Hi Joe. I think most of what you said is pretty reasonable. I don’t necessarily agree with your views, but some of this is stuff reasonable people could debate. And I wish we could have a reasonable discussion about it (and many other issues here, by which i mean Boing Boing, The United States, etc), but at the moment, the Overton window is being slammed so hard to the right by people with infinite resources that it can feel like any attempt at reasonable discussion is ceding ground to the assholes. And it feels like an existential crisis (one of many), so people push back as hard as they are able.
To give an example close to my heart, my Dad was an American Baptist Minister (by way of differentiating from the organization of Southern Baptist Ministers). He was a great guy. He was always trying to help people in need, he started a halfway house, he helped organize the immigration of Hmong refugees, and he was pro-science, an amateur paleontologist & geologist.

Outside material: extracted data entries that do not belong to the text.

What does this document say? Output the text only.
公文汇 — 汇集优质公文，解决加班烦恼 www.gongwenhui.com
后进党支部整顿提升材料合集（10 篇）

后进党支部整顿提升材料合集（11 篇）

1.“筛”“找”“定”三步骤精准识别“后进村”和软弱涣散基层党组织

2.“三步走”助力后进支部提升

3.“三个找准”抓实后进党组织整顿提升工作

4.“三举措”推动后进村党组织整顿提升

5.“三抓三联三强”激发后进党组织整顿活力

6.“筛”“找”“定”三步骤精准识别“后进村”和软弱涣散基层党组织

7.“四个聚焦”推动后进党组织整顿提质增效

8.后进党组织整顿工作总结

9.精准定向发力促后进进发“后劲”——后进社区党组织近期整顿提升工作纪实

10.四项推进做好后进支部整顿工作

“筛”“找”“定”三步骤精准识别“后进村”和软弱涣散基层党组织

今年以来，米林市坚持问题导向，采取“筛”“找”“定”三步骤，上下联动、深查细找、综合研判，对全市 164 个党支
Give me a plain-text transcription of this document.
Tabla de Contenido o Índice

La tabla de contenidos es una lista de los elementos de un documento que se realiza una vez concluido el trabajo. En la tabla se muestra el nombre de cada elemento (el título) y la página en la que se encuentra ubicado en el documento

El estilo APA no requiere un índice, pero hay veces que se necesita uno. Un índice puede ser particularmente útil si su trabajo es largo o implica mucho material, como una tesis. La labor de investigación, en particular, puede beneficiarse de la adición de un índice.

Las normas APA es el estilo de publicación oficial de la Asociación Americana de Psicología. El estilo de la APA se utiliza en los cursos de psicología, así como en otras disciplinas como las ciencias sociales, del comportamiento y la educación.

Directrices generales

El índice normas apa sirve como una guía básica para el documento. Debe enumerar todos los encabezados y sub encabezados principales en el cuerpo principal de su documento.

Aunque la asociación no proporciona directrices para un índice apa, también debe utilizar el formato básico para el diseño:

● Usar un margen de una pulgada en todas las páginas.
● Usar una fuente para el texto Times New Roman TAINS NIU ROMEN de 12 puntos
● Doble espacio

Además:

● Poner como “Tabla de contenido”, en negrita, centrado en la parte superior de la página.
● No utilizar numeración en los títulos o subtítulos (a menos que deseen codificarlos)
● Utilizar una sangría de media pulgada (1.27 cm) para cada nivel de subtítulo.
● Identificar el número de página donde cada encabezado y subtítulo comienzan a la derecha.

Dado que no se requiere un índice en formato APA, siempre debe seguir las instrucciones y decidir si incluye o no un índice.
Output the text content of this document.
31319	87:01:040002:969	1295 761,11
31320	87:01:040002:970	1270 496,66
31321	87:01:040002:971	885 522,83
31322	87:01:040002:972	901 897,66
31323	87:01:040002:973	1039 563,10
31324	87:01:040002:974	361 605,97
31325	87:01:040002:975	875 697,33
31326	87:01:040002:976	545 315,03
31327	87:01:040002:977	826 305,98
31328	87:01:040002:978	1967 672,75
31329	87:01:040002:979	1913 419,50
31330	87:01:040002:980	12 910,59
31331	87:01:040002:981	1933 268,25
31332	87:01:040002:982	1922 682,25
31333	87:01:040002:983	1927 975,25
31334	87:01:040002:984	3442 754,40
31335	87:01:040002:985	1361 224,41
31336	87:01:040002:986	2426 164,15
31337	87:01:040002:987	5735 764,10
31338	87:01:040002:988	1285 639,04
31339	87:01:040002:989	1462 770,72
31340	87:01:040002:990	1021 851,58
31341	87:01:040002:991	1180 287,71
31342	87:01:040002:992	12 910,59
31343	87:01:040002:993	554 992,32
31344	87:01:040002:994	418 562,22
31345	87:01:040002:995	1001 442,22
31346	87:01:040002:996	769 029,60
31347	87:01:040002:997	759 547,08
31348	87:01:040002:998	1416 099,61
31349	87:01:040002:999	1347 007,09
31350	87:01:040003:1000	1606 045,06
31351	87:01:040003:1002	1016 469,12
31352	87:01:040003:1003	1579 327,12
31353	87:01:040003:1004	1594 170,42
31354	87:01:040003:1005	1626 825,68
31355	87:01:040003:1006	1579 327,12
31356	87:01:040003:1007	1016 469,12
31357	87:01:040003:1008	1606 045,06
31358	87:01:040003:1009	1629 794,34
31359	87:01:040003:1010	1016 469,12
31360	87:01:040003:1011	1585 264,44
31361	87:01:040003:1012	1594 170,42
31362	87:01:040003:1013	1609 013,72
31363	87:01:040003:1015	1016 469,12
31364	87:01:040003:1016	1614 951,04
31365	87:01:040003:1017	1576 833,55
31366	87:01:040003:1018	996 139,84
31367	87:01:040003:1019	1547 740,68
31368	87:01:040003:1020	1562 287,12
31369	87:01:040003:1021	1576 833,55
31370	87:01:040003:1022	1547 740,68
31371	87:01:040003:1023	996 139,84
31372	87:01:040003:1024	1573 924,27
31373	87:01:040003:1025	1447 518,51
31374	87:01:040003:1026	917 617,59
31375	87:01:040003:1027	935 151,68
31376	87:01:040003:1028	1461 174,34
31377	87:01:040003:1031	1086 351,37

Even with that background, when I hear someone calling themselves a Christian these days, my initial response is suspicion. Christianity in the US has been so co-opted by politics, racism, misogyny and institutional abuse that as a survival impulse, I have to step back and do some cold calculation.
So, while I believe that you personally have had a healthy and happy relationship with owning guns, gun ownership has been so-co-opted by bad actors that the only sane response from me (and I suspect other on these forums) varies from a cold suspicion to hot rejection of your approach. Too little, too late.
Here’s my issue with the notion of the Responsible Gun Owner. Say this guy bought this gun 5 years ago, and when he did he was a healthy, happy member of society. So what happened? Was he spiraling this day on social-media fueled fear? Maybe he has early stage Alzheimer’s? Maybe he just had a really bad day? We don’t know. Whatever the actual circumstances, he had access to a machine that could end another human life in a split-second, no undo.
So, background checks are great, let’s do that. But it doesn’t address the fact that there is absolutely no way to predict future outcomes when you sell someone the Death Button. We just have to sit back and hope that they never push the Death Button, even on their worst day.
Some of our days have been pretty bad of late. That hasn’t been working out well for us, IMO.